Weitere Motive sind jedoch nicht ausgeschlossen. Einem Bericht des Tagesspiegel zufolge war Lübcke „auch im Visier des NSU“. Die Terrororganisation habe ihn „in ihrer Liste mit 10.000 Namen von Personen und Objekten“ geführt. „Aus Sicherheitskreisen“ habe der Tagesspiegel erfahren, dass Lübcke „im hinteren ‚8000er Bereich‘ der Liste aufgeführt“ sei. „Erstaunlich sei“, kommentiert das Blatt, dass „er schon so frühzeitig auf der Feindliste stand. Denn massiv beschimpft wurde Lübcke von Rechten erst ab 2015, vier Jahre nach dem Ende des NSU 2011.“

Die World Socialist Web Site hatte bereits in einem früheren Artikel die Frage aufgeworfen, ob Lübcke zu viel wusste und möglicherweise den rechten NSU-Seilschaften in den Weg geraten war, die bis ins Kasseler Regierungspräsidium reichen. Einer der langjährigen Mitarbeiter unter Lübcke war Andreas Temme (Spitzname „Klein Adolf“), der frühere hessische Verfassungsschutzbeamte, der zum Zeitpunkt des Mords an Yozgat im Internetcafé war, aber nichts mitbekommen haben will, was zahlreiche Experten für schlicht unmöglich halten.

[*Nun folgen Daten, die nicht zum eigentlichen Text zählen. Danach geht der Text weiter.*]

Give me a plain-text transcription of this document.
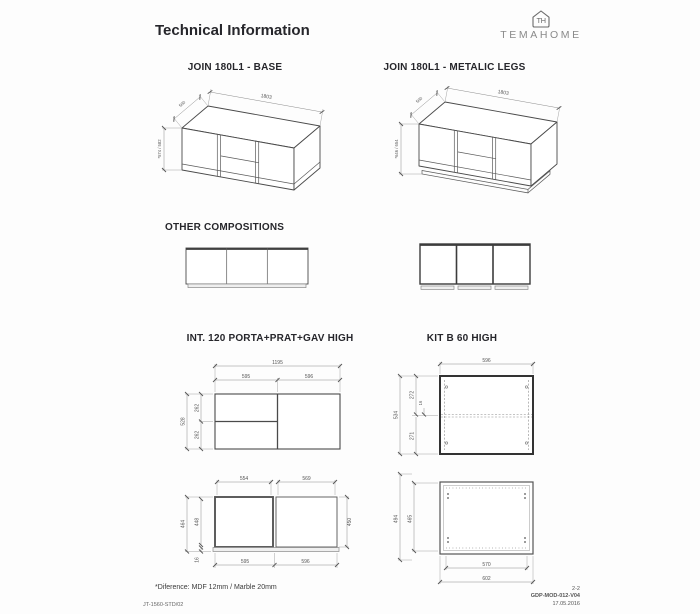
Technical Information
TH
TEMAHOME
JOIN 180L1 - BASE	JOIN 180L1 - METALIC LEGS
1803
500
*574 / 582
1803
500
*646 / 654
OTHER COMPOSITIONS
INT. 120 PORTA+PRAT+GAV HIGH	KIT B 60 HIGH
1195
595	596
528
262
262
554	569
464 448
16
450
595	596
596
534
272
271
16
494 465
570
602
*Diference: MDF 12mm / Marble 20mm
JT-1560-STD/02
2-2
GDP-MOD-012-V04
17.05.2016
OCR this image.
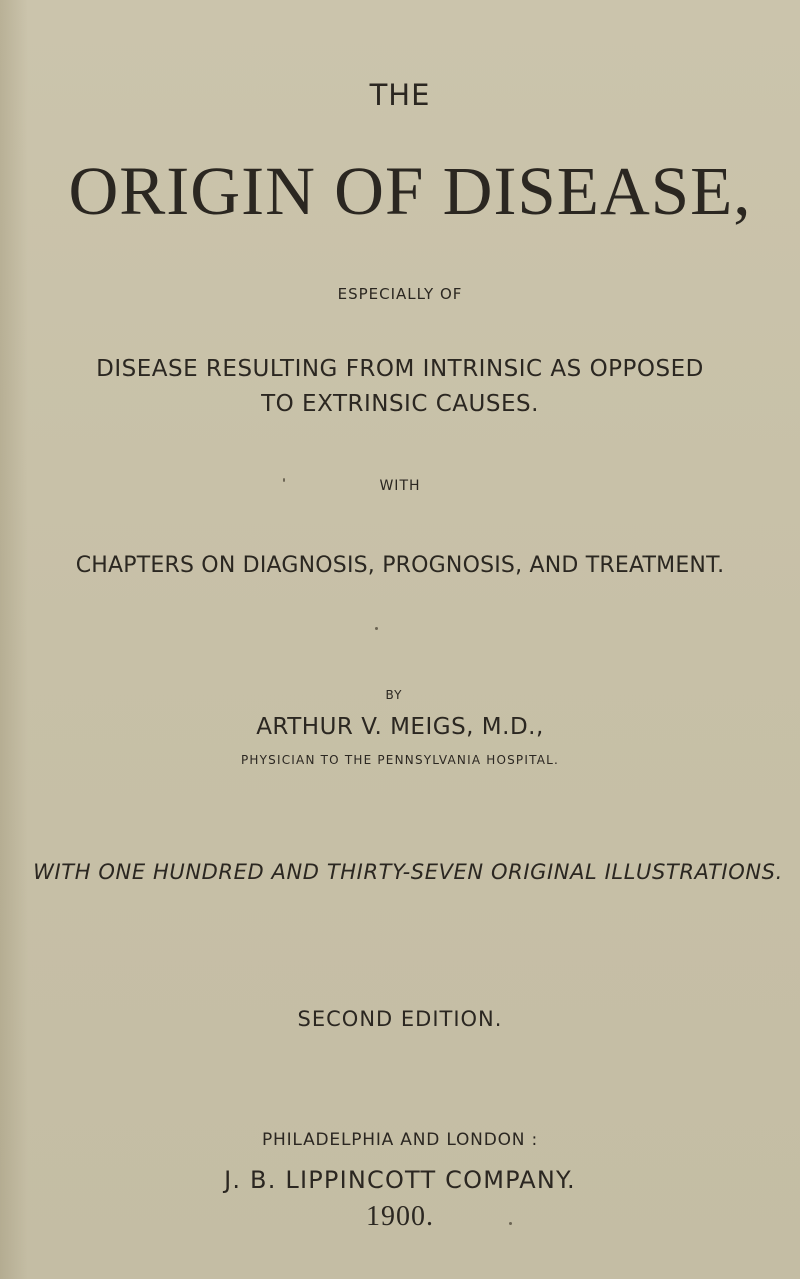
THE
ORIGIN OF DISEASE,
ESPECIALLY OF
DISEASE RESULTING FROM INTRINSIC AS OPPOSED
TO EXTRINSIC CAUSES.
WITH
CHAPTERS ON DIAGNOSIS, PROGNOSIS, AND TREATMENT.
BY
ARTHUR V. MEIGS, M.D.,
PHYSICIAN TO THE PENNSYLVANIA HOSPITAL.
WITH ONE HUNDRED AND THIRTY-SEVEN ORIGINAL ILLUSTRATIONS.
SECOND EDITION.
PHILADELPHIA AND LONDON :
J. B. LIPPINCOTT COMPANY.
1900.
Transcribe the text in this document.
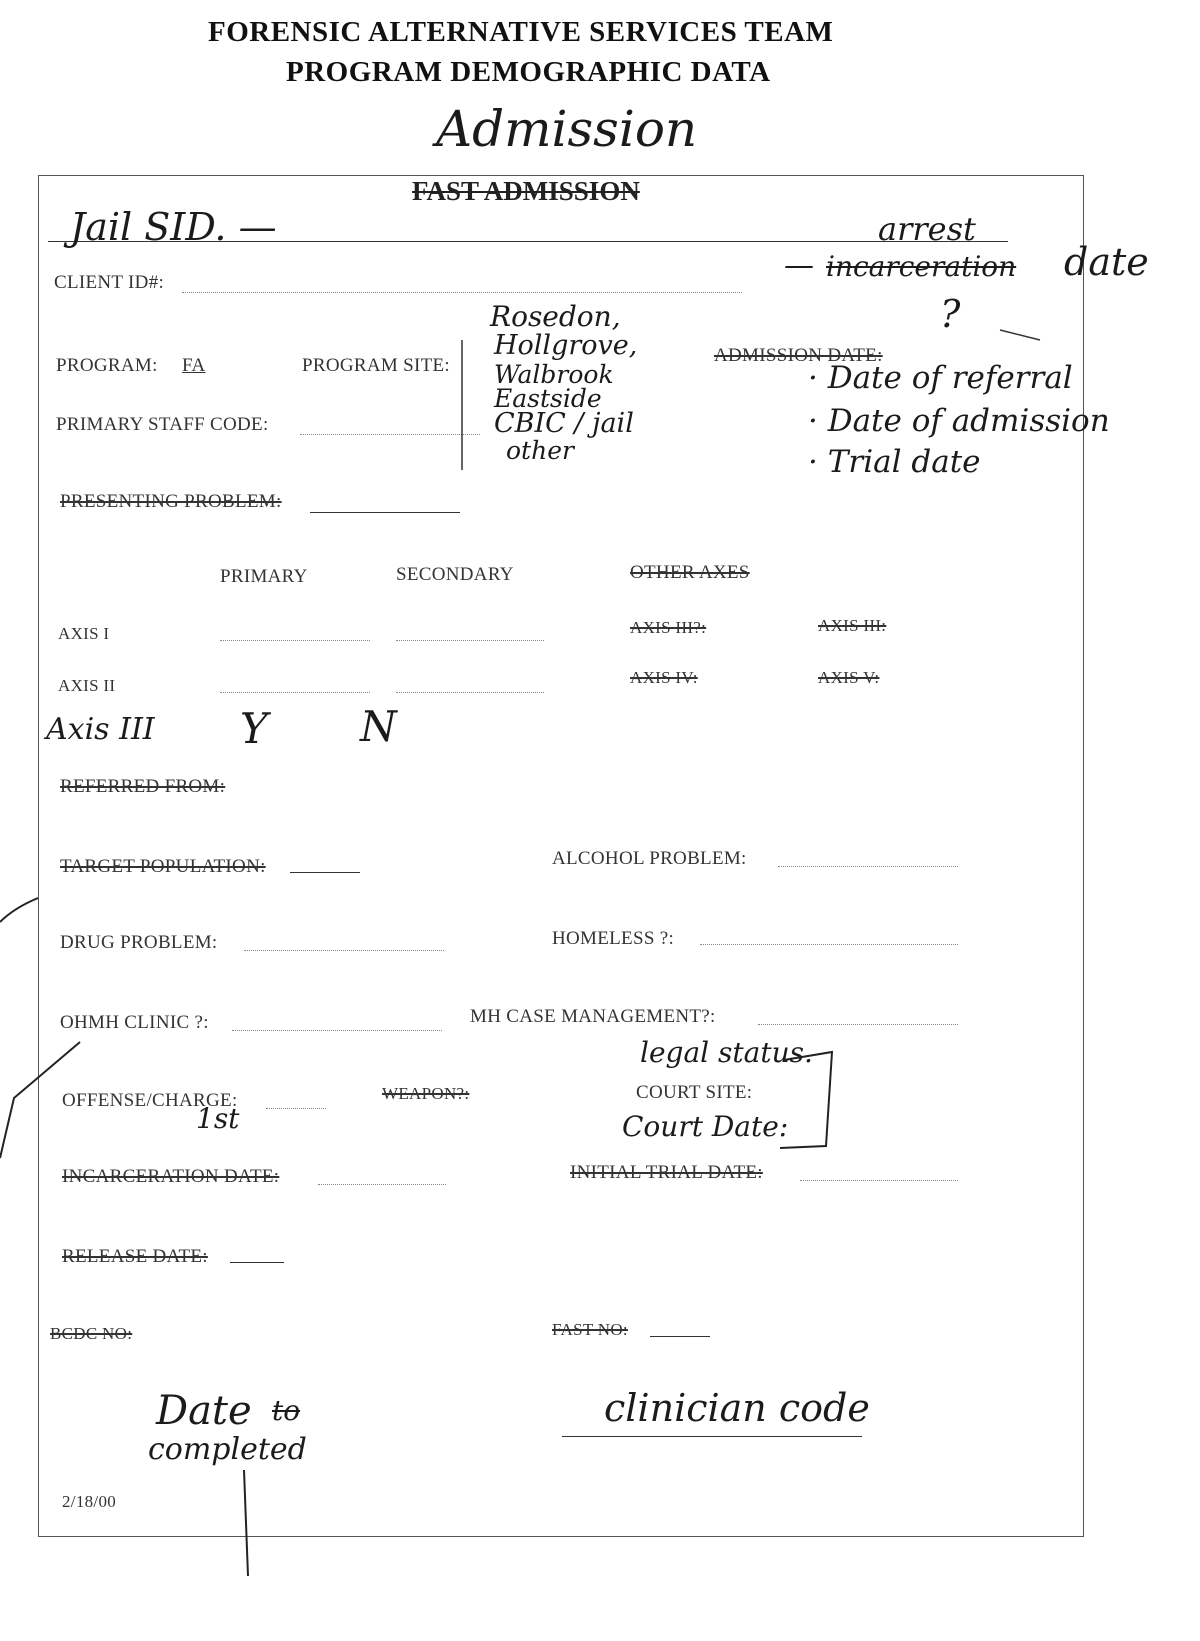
FORENSIC ALTERNATIVE SERVICES TEAM
PROGRAM DEMOGRAPHIC DATA
Admission
FAST ADMISSION
Jail SID. —
CLIENT ID#:
arrest
— incarceration date
?
PROGRAM: FA	PROGRAM SITE:	ADMISSION DATE:
Rosedon,
Hollgrove,
Walbrook
Eastside
CBIC / jail
other
· Date of referral
· Date of admission
· Trial date
PRIMARY STAFF CODE:
PRESENTING PROBLEM:
PRIMARY	SECONDARY	OTHER AXES
AXIS I	AXIS III?:	AXIS III:
AXIS II	AXIS IV:	AXIS V:
Axis III Y N
REFERRED FROM:
TARGET POPULATION:	ALCOHOL PROBLEM:
DRUG PROBLEM:	HOMELESS ?:
OHMH CLINIC ?:	MH CASE MANAGEMENT?:
OFFENSE/CHARGE:
1st
WEAPON?:	COURT SITE:
legal status.
Court Date:
INCARCERATION DATE:	INITIAL TRIAL DATE:
RELEASE DATE:
BCDC NO:	FAST NO:
Date to
completed
clinician code
2/18/00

Die wirkliche Rolle Temmes ist auf Grund zahlreicher staatlicher und politischer Interventionen bis heute nicht aufgeklärt. Als er im NSU-Prozess und von parlamentarischen Untersuchungsausschüssen als Zeuge vernommen wurde, weigerte sich der damalige hessische Innenminister und heutige Ministerpräsident Volker Bouffier (ein persönlicher Freund Lübckes), ihm eine umfassende Aussagegenehmigung zu erteilen.

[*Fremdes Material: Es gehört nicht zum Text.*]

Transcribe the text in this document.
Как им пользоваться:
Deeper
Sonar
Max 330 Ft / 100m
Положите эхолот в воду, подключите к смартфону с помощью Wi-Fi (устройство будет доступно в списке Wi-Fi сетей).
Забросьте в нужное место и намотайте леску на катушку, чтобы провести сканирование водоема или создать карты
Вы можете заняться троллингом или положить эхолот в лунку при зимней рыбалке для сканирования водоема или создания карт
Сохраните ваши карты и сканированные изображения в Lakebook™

Lübckes mutmaßlicher Mörder Stephan Ernst stand – zumindest indirekt – in Beziehung zu Temme. Er hatte Kontakt zum Neonazi und Verfassungsschutz-Informanten Benjamin Gärtner (Deckname „Gemüse“), mit dem Temme kurz vor dem Mord an Halit Yozgat telefoniert hatte. Gärtner hat im Februar 2016 als Zeuge vor dem NSU-Untersuchungsausschuss des hessischen Landtags ausgesagt, dass er Ernst als „NPD-Stephan“ kannte.

Vor wenigen Tagen bestätigte Gärtner gegenüber einem Reporter von Spiegel TV, dass er Ernst kannte. Mehr könne er aber nicht sagen. Er habe „damals einen Maulkorb gekriegt“ und wisse „nicht, was mit mir passiert, wenn ich den Maulkorb fallen lasse. Kein Ahnung, wie lang ich dann noch hier zu Hause sitze.“ Vor wem er Angst habe, fragte Spiegel TV. „Vor der Regierung“.